Our lives are rich and full of complex, deeply layered meanings, but it’s easy for us to lose touch with that richness and complexity. We get tangled in the demands of the everyday. Authentic ritual affirms our connectedness to one another and to the wellsprings of our life. It can help us open up to a more profound awareness of the amazing, infinite adventure of our finite, precious time on this earth.
We live in a goal-oriented culture that demands results and values quick, easy answers. Our drive for success and individual prestige sidelines our capacity for wonder, awe, and playfulness. We all live with the consequences. Our sense of ourselves can get flattened. We can lose touch with the miracle of our existence. We can lose touch with the miracle of each other.

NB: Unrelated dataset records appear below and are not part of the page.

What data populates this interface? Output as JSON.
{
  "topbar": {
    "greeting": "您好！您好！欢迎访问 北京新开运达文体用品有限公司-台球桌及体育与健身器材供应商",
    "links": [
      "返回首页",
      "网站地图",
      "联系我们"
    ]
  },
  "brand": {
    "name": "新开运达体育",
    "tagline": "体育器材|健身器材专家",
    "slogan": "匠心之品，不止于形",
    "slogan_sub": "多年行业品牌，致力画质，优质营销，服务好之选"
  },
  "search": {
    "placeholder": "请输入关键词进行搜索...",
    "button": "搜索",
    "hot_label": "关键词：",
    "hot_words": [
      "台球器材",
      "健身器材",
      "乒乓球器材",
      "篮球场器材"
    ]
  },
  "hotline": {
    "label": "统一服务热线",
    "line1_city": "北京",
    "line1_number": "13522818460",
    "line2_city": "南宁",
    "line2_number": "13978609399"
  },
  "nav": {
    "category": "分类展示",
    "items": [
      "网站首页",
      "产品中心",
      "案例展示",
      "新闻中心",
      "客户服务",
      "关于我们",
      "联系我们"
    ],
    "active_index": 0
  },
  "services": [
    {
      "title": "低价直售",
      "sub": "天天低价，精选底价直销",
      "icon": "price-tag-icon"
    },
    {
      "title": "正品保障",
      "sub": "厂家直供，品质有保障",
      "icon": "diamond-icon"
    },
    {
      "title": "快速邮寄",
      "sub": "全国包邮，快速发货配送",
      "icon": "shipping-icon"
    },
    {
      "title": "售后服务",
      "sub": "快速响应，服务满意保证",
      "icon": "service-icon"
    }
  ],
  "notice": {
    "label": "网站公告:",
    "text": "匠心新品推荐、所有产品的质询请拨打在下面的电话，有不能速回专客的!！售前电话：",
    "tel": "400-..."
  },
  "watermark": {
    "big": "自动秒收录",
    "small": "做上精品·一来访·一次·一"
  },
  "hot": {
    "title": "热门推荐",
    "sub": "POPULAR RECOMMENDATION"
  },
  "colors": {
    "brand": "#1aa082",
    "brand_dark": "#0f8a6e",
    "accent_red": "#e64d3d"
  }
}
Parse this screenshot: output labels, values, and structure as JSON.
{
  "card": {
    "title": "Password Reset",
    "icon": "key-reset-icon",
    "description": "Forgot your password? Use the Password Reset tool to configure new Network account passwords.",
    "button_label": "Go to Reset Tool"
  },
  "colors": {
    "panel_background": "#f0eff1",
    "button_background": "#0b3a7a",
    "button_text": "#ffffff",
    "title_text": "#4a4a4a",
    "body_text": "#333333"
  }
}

Ritual is a nearly universal human response to such pressures. In our modern, secular society, some still find respite and renewal in a church, synagogue, mosque, or temple. Some find it in the rituals of team sports. (Think of the outpouring of communal euphoria around the Olympics.) We make much of weddings. Maybe we know someone who’s made the trek to Compostela, or gone to Jerusalem or Mecca, to Dharamsala or Varanasi.
But “ritual” has negative associations for many. The rituals we do encounter sometimes feel hollow and leave us confused or dissatisfied. Funerals are notorious on this score, and lots of us have very mixed memories of confirmations, bar mitzvahs, and other early experiences. Some of us wouldn’t dream of setting foot inside a religious institution, and often for good reason on the basis of personal history.
As gay or bisexual men, we’re in double jeopardy. For much of our lives, we may have found ourselves shut out from full access to even the very limited amount of good, satisfying ritual practice that modern life offers.